Я не жалуюсь на ваши упреки; вы даете мне разумные советы, По большей части я с ними согласен и хочу им следовать. Если вы в своих опасениях идете дальше того, что есть на самом деле, несомненно исходит из вашей привязанности ко мне, за которую я от всего сердца вас благодарю.
4 мая
Как это ни странно, но такова истина – за столько дней я не смог выбрать время, чтобы написать вам. Отец не оставляет меня в одиночестве, и со всех сторон нас осаждают знакомые и друзья.
В больших городах можно не принимать, удалиться от людей, создать себе уединение, Фиваиду [15] среди всеобщей суеты.
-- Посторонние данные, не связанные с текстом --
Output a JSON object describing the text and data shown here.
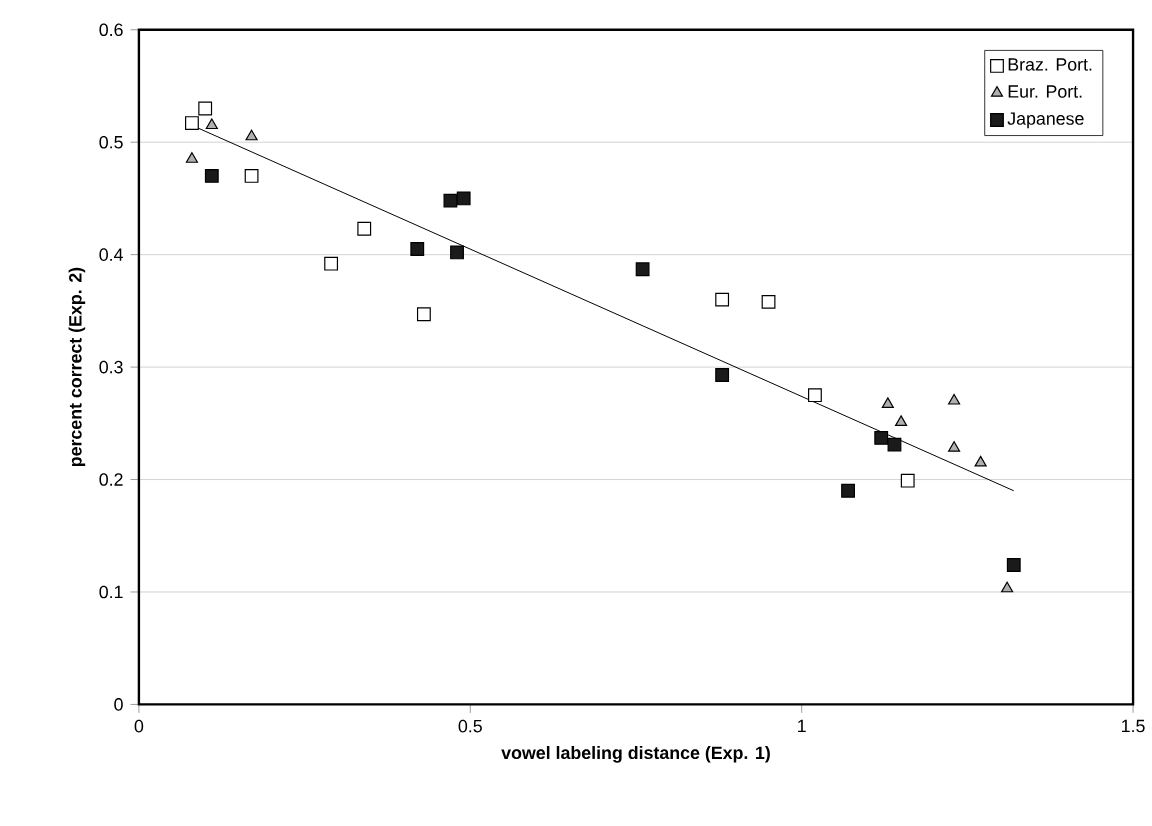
{
  "chart_data": {
    "type": "scatter",
    "xlabel": "vowel labeling distance (Exp. 1)",
    "ylabel": "percent correct (Exp. 2)",
    "xlim": [
      0,
      1.5
    ],
    "xticks": [
      0,
      0.5,
      1,
      1.5
    ],
    "ylim": [
      0,
      0.6
    ],
    "yticks": [
      0,
      0.1,
      0.2,
      0.3,
      0.4,
      0.5,
      0.6
    ],
    "grid": "y",
    "legend": "top right",
    "series": [
      {
        "name": "Braz. Port.",
        "color": "#ffffff",
        "marker": "square",
        "x": [
          0.08,
          0.1,
          0.17,
          0.29,
          0.34,
          0.43,
          0.88,
          0.95,
          1.02,
          1.16
        ],
        "values": [
          0.517,
          0.53,
          0.47,
          0.392,
          0.423,
          0.347,
          0.36,
          0.358,
          0.275,
          0.199
        ]
      },
      {
        "name": "Eur. Port.",
        "color": "#b0b0b0",
        "marker": "triangle",
        "x": [
          0.08,
          0.11,
          0.17,
          1.13,
          1.15,
          1.23,
          1.23,
          1.27,
          1.31
        ],
        "values": [
          0.485,
          0.515,
          0.505,
          0.267,
          0.251,
          0.27,
          0.228,
          0.215,
          0.103
        ]
      },
      {
        "name": "Japanese",
        "color": "#1a1a1a",
        "marker": "square",
        "x": [
          0.11,
          0.42,
          0.47,
          0.49,
          0.48,
          0.76,
          0.88,
          1.07,
          1.12,
          1.14,
          1.32
        ],
        "values": [
          0.47,
          0.405,
          0.448,
          0.45,
          0.402,
          0.387,
          0.293,
          0.19,
          0.237,
          0.231,
          0.124
        ]
      },
      {
        "type": "line",
        "color": "#000000",
        "marker": "none",
        "x": [
          0.08,
          1.32
        ],
        "values": [
          0.515,
          0.19
        ]
      }
    ]
  }
}
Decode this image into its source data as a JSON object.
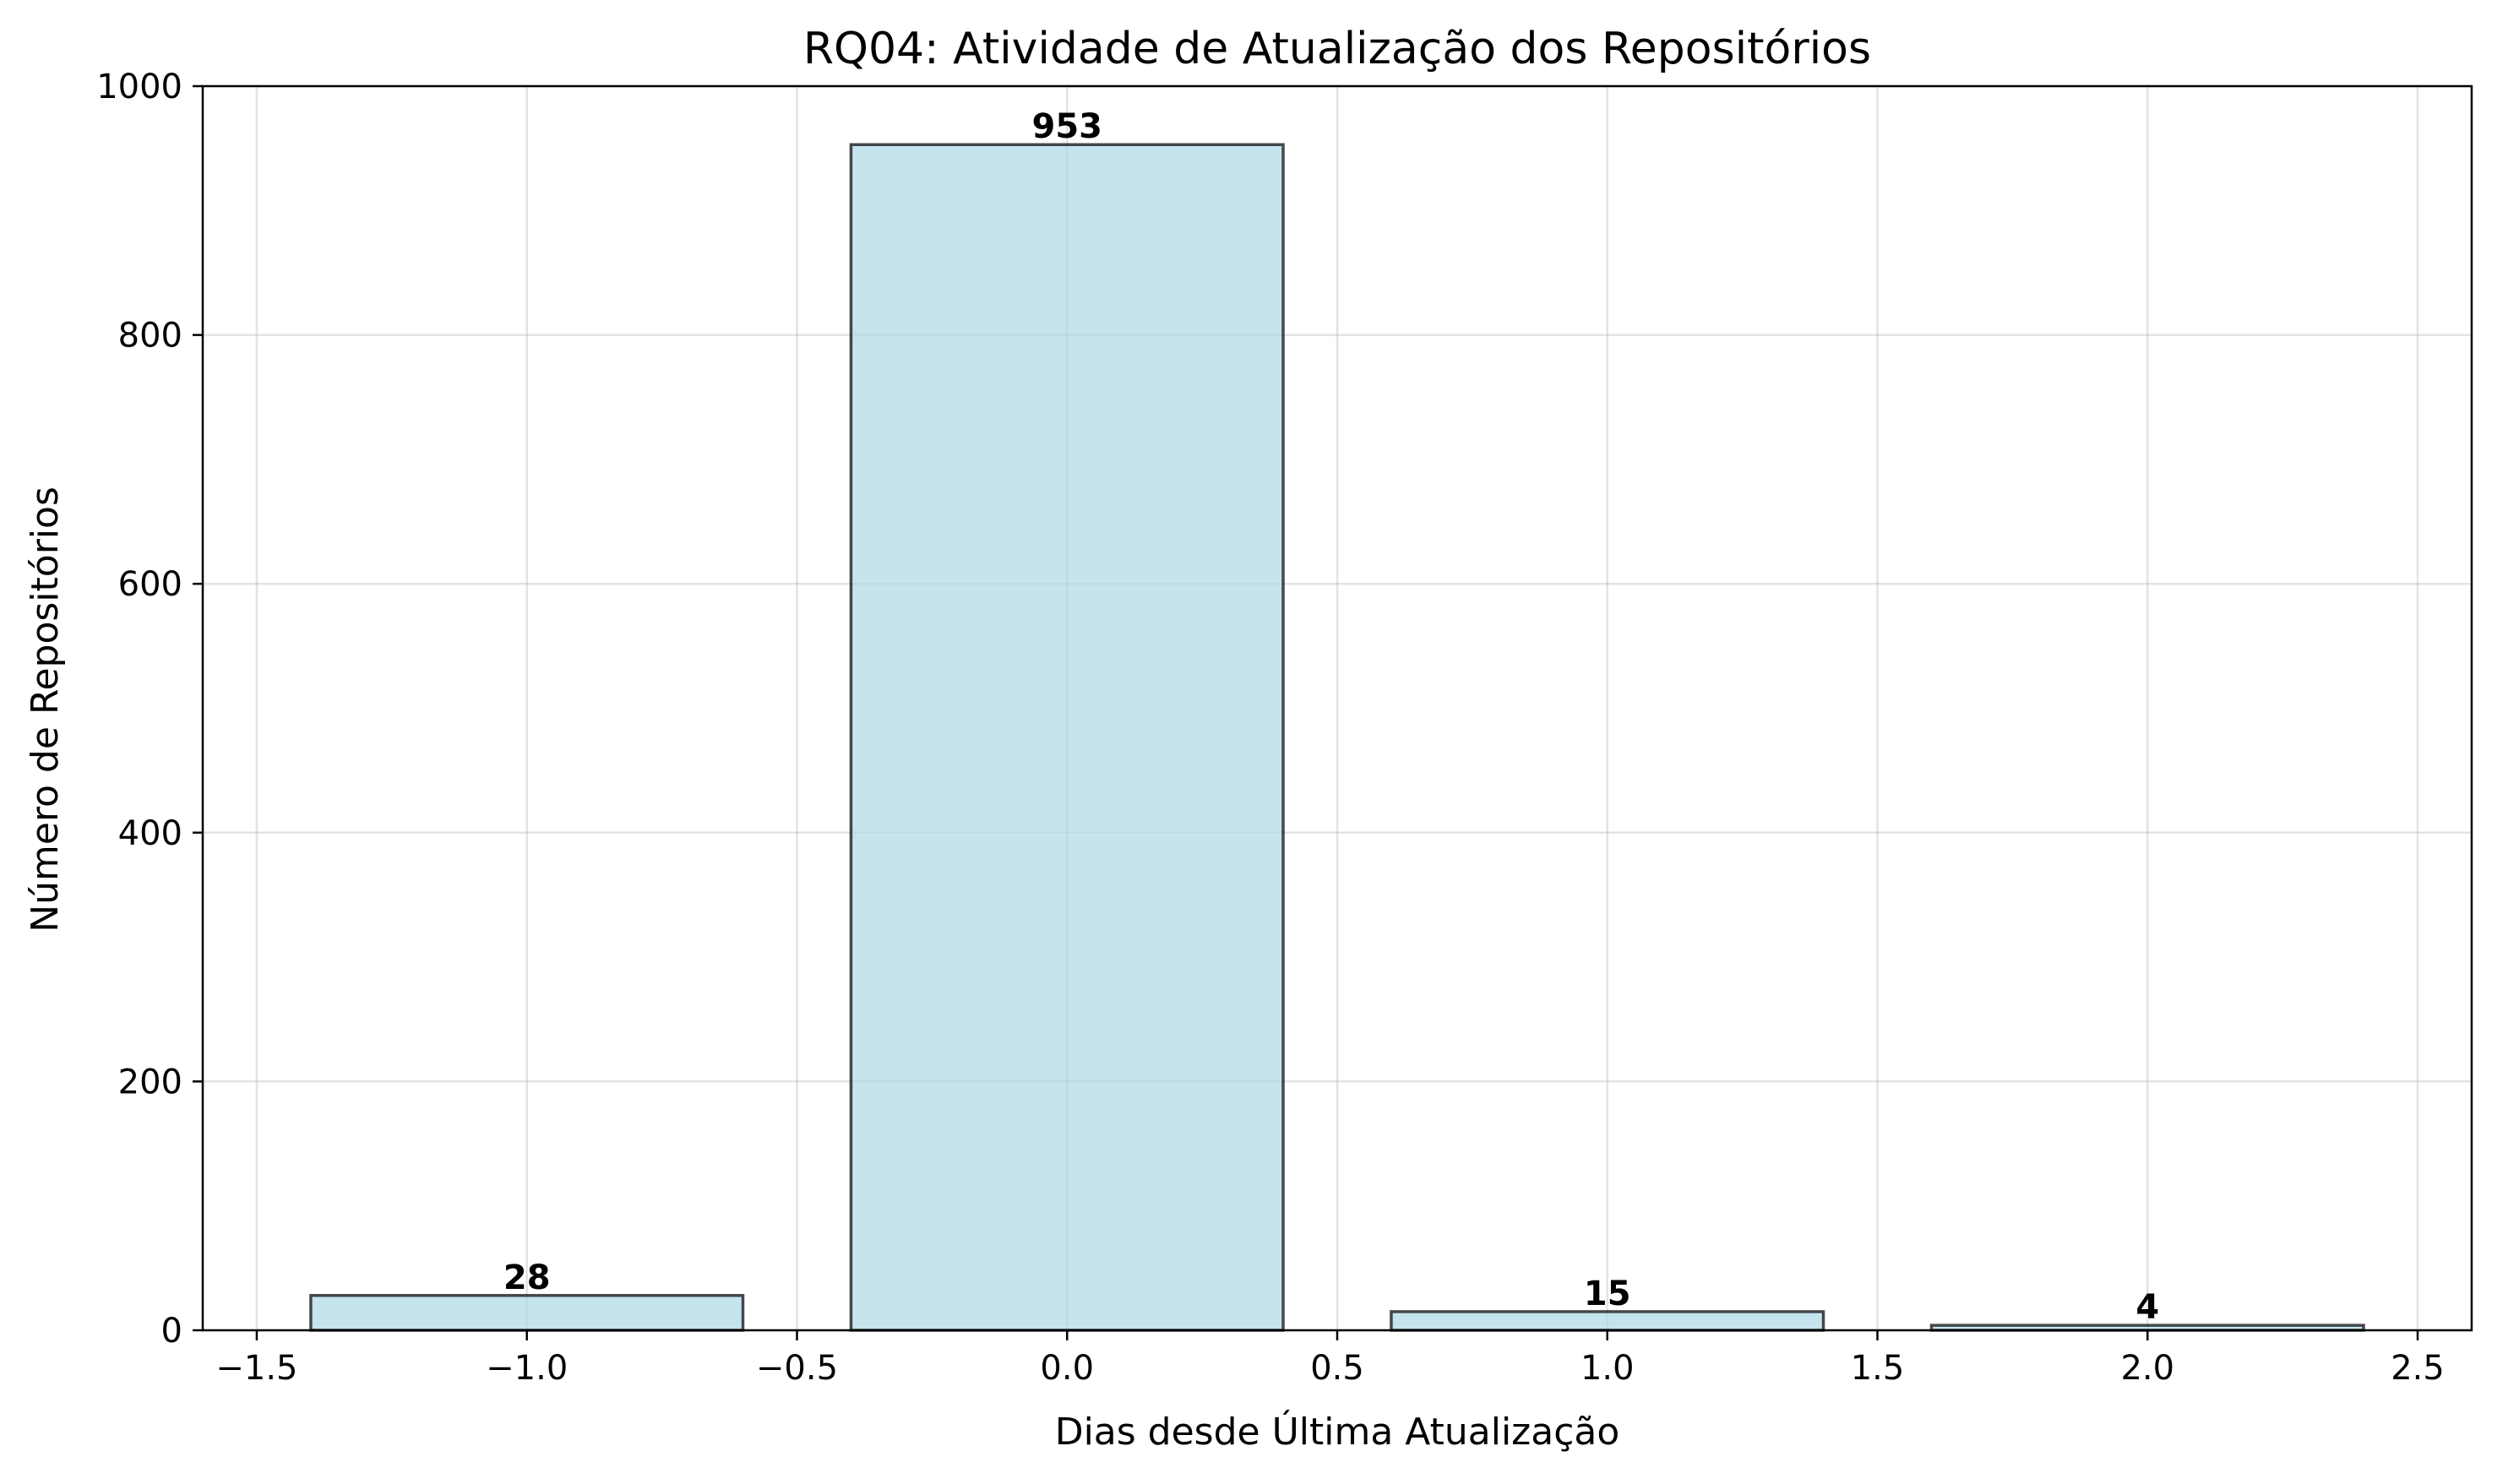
{
  "chart_data": {
    "type": "bar",
    "title": "RQ04: Atividade de Atualização dos Repositórios",
    "xlabel": "Dias desde Última Atualização",
    "ylabel": "Número de Repositórios",
    "x": [
      -1,
      0,
      1,
      2
    ],
    "values": [
      28,
      953,
      15,
      4
    ],
    "data_labels": [
      "28",
      "953",
      "15",
      "4"
    ],
    "bar_width": 0.8,
    "xlim": [
      -1.6,
      2.6
    ],
    "ylim": [
      0,
      1000
    ],
    "xticks": [
      -1.5,
      -1.0,
      -0.5,
      0.0,
      0.5,
      1.0,
      1.5,
      2.0,
      2.5
    ],
    "xtick_labels": [
      "−1.5",
      "−1.0",
      "−0.5",
      "0.0",
      "0.5",
      "1.0",
      "1.5",
      "2.0",
      "2.5"
    ],
    "yticks": [
      0,
      200,
      400,
      600,
      800,
      1000
    ],
    "ytick_labels": [
      "0",
      "200",
      "400",
      "600",
      "800",
      "1000"
    ],
    "grid": true,
    "colors": {
      "bar_fill": "#add8e6",
      "bar_edge": "#000000"
    }
  }
}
А в андалусском городке, и особенно в семье касика, приходится жить на людях. Викарий, нотариус, мой двоюродный брат Куррито – сын доньи Касильды, все проходят – и никто не додумается их остановить – не только в комнату, где я пишу, но даже в спальню, будят меня, если я сплю, и уводят куда им вздумается.
Казино здесь не только место для вечерних развлечений; оно открыто в любое время дня. С одиннадцати утра там уже полно народу; одни болтают, другие просматривают газеты в поисках новостей или играют в ломбер. Иные по десять – двадцать часов в день проводят за картами, – словом, здесь царит такая очаровательная праздность, что и представить себе трудно. Досуг заполняется множеством развлечений: кроме ломбера, часто составляется компания для игры в фараон, шашки, шахматы; в почете и домино. И, наконец, здесь страстно увлекаются петушиными боями.
Эти развлечения, наряду с приемом гостей, осмотром владений и наблюдением за полевыми работами, вместе с ежевечерней проверкой отчетов управляющего, посещением винных погребов и бочарных складов, очисткой, переливанием и улучшением вин, разговорами с цыганами и барышниками о покупке, продаже или обмене лошадей, мулов и ослов, или продажей нашего вина виноторговцам, которые превращают его в херес, – все это каждодневно занимает местных идальго, сеньорито или как их там называют. Случаются и другие дела и события, вносящие оживление в жизнь городка, – сенокос, сбор винограда и маслин; а то ярмарка или бой быков у нас или в ближайшем селе, иной раз паломничество в часовню с чудотворной статуей пресвятой Марии, – для некоторых это просто повод поглазеть на людей, повеселиться и раздобыть для друзей образки и ладанки, но большинство совершает паломничество из благочестия, по обету. Одна из таких часовен стоит на высокой горе, но даже слабые женщины иной раз поднимаются туда босиком по крутой, едва заметной тропинке, раня ноги о кустарники, колючки и камни.